これが女の子という物なのだろうか・・・。
俺には縁のないものだと思っていた。
思わず目を閉じて匂いに気を取られる。
はぁ、確かにいい香r・・・
ん?まて、この匂い・・・。
「消臭剤か・・・」
落ち着いて、この部屋の元々の匂いを確かめるためにさらに匂いをかぐ。
「ねぇ、なんだか変態みたいだよ・・・?」
ミィールが少し引いているような気もするがそんなの知るか。
嗅覚に意識を集中する。
・・・・・・。
・・・・・・。
臭い・・・。
扉を開け放っていることで消臭剤の匂いが逃げた性なのか、うまくかぎ分けられたのかは分からないが生臭い匂いが漂っていた。
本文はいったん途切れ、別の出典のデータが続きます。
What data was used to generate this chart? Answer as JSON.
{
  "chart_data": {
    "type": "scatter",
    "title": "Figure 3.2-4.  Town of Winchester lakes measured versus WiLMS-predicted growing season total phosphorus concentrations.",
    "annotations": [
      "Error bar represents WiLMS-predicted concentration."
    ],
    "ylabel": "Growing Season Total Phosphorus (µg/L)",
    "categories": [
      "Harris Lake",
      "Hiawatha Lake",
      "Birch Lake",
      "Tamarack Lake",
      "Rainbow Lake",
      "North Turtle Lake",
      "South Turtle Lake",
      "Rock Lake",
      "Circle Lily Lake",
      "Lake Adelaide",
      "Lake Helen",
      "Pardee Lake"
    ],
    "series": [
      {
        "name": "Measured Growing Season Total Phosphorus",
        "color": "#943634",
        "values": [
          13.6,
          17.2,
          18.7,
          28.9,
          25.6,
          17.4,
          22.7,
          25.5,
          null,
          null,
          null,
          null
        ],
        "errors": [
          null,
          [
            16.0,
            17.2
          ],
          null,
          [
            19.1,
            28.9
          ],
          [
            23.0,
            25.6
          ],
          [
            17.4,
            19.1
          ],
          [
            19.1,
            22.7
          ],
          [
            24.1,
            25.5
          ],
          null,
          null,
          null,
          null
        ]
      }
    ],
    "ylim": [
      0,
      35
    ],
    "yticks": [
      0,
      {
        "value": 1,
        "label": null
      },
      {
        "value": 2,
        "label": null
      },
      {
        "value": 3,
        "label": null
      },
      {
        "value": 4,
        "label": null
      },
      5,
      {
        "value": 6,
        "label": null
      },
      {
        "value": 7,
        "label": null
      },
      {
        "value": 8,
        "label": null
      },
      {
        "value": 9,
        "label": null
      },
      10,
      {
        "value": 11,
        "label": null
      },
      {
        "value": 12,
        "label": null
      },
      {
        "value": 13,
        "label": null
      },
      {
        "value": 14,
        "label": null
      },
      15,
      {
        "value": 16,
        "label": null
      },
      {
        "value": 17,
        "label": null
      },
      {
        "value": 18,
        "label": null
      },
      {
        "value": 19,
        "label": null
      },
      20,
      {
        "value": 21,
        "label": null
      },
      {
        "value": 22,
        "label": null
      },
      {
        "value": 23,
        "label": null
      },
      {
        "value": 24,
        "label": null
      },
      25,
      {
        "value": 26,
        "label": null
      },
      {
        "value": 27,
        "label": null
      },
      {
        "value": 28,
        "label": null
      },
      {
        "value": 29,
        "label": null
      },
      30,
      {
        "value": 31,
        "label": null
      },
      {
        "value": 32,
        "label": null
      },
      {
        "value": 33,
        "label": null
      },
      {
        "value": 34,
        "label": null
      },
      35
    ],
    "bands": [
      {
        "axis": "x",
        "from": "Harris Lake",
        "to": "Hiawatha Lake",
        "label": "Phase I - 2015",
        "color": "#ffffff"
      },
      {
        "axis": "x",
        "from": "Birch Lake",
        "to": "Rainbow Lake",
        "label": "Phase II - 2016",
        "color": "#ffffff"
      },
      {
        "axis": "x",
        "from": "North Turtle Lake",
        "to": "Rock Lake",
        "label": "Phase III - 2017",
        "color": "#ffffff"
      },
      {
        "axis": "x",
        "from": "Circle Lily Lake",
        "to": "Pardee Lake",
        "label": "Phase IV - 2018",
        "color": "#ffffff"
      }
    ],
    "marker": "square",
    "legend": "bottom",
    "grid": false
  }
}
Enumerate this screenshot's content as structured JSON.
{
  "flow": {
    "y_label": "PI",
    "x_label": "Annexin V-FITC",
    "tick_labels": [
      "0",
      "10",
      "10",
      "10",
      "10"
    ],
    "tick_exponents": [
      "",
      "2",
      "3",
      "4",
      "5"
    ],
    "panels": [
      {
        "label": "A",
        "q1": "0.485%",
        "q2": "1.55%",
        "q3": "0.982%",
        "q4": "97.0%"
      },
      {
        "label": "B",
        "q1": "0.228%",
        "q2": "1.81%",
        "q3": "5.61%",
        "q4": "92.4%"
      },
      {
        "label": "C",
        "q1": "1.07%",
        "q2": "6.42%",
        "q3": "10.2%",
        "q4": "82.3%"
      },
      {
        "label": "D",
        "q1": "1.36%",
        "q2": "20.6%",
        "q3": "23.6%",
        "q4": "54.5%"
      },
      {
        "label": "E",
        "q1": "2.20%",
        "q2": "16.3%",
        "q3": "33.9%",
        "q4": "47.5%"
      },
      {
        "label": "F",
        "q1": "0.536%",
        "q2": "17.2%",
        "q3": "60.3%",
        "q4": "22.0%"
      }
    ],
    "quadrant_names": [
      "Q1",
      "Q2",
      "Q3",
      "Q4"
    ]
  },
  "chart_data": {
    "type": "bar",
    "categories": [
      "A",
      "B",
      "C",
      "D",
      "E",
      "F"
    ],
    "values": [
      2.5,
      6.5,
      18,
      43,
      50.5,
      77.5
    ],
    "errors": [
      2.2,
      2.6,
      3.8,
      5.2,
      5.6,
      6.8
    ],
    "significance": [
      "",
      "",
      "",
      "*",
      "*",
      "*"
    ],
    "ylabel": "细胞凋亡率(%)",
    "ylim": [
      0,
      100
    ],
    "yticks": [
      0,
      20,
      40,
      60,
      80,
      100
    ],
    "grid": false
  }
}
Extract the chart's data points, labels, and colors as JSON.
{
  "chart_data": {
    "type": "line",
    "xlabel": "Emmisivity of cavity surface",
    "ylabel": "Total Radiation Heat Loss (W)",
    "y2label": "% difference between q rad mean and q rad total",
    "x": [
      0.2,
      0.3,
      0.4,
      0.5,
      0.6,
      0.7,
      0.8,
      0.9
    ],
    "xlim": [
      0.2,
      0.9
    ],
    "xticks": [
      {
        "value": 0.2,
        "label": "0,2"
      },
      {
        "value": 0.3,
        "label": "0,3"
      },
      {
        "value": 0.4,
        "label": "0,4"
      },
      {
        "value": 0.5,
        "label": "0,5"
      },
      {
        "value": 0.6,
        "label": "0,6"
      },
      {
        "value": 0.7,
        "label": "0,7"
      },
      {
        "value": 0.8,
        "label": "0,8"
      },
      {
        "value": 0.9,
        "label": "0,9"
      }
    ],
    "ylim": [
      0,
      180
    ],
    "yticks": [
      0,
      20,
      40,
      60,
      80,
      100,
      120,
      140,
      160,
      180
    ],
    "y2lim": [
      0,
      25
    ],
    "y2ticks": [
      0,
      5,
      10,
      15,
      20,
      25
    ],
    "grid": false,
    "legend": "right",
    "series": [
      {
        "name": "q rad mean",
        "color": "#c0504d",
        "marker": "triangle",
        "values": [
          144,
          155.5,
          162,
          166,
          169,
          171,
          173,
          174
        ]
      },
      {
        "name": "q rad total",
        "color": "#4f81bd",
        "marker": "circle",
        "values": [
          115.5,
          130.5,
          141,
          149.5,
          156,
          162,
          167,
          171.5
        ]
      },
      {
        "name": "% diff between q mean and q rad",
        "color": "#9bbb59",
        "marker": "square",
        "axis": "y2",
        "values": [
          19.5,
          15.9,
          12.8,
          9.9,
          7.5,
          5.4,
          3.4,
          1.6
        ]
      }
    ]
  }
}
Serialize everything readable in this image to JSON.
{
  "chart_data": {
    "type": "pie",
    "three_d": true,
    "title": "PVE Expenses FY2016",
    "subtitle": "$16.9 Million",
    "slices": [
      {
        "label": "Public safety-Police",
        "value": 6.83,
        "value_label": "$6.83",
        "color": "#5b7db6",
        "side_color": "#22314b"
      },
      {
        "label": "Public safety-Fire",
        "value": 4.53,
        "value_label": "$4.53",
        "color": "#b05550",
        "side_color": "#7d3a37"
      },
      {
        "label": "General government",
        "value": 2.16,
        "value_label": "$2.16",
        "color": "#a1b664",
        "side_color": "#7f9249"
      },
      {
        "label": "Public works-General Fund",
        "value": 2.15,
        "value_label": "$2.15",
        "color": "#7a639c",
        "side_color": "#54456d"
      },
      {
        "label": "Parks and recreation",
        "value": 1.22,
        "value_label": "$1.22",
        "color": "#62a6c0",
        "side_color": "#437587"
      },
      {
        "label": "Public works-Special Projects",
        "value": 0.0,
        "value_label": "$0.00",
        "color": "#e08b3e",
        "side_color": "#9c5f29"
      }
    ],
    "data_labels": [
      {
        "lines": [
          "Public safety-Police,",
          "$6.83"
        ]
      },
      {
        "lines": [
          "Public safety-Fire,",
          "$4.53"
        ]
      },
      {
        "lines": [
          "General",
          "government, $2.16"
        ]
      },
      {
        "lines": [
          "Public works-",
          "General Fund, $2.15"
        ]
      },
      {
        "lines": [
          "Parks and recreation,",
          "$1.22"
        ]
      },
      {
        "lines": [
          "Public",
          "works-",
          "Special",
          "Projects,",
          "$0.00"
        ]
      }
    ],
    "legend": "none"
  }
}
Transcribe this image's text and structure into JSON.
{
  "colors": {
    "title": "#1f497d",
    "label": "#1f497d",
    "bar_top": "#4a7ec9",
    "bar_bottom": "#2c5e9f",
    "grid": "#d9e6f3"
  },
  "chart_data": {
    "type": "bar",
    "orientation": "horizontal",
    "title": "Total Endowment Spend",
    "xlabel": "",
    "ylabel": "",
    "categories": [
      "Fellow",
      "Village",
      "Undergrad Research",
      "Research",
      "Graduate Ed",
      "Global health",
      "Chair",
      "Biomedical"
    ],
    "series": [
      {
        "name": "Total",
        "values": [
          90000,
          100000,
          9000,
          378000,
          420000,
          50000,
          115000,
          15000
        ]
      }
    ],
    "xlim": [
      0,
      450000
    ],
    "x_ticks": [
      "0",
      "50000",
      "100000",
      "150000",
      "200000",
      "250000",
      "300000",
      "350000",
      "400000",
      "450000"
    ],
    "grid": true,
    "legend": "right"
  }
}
「待って、ミィールちゃんが前に来たときよりも匂いが酷く・・・うっ・・・」
ミィールが匂いに負けて後ろに引いてきた。
その顔には大量の汗をかいていた。
「リ"ィ"ーリ"ィ"ーア"ーナ"ー!部屋の掃除ぐらいちゃんとしてっていったよね!」
匂いから逃れるように俺の後ろにひょっこりと隠れたミィールが部屋の中にいるであろうリリアナ嬢にそう言った。
すると明かりすら付いていない部屋の中心にある大きな天蓋付きのベットからのっそりと何かが起き上がった。
金色の長い髪が顔を隠すようにだらりと前に垂れ、両腕も力なくだらりとしたソレが自分たちの方へ近づいてくる。
まるでリ○グの幽霊みたいにずるずると近づいてくる。
おもわずちょっと怖いと思ってしまった。
自分の目の前までくるとソレは
「誰・・・?ミィールは・・・?」
その見た目からは予想出来なかった透き通った声。
眠そうな声からもそれがよく分かる。
ずっと聞いていたい。
そう思わせる声だった。
「ここに居るわ。」
と、鼻を摘まみながら背中の後ろからミィールが出てきた。
ミィールの声の方向にリリアナ嬢の顔が動くと、左手で自らの髪をかき上げた。
寝起きで目が少し赤いとは言え透き通った蒼い目。
大きい目に小さい鼻、小さい顔。
整った顔立ち。
まさに美少女。
それにうっかり俺は、口にしてしまった。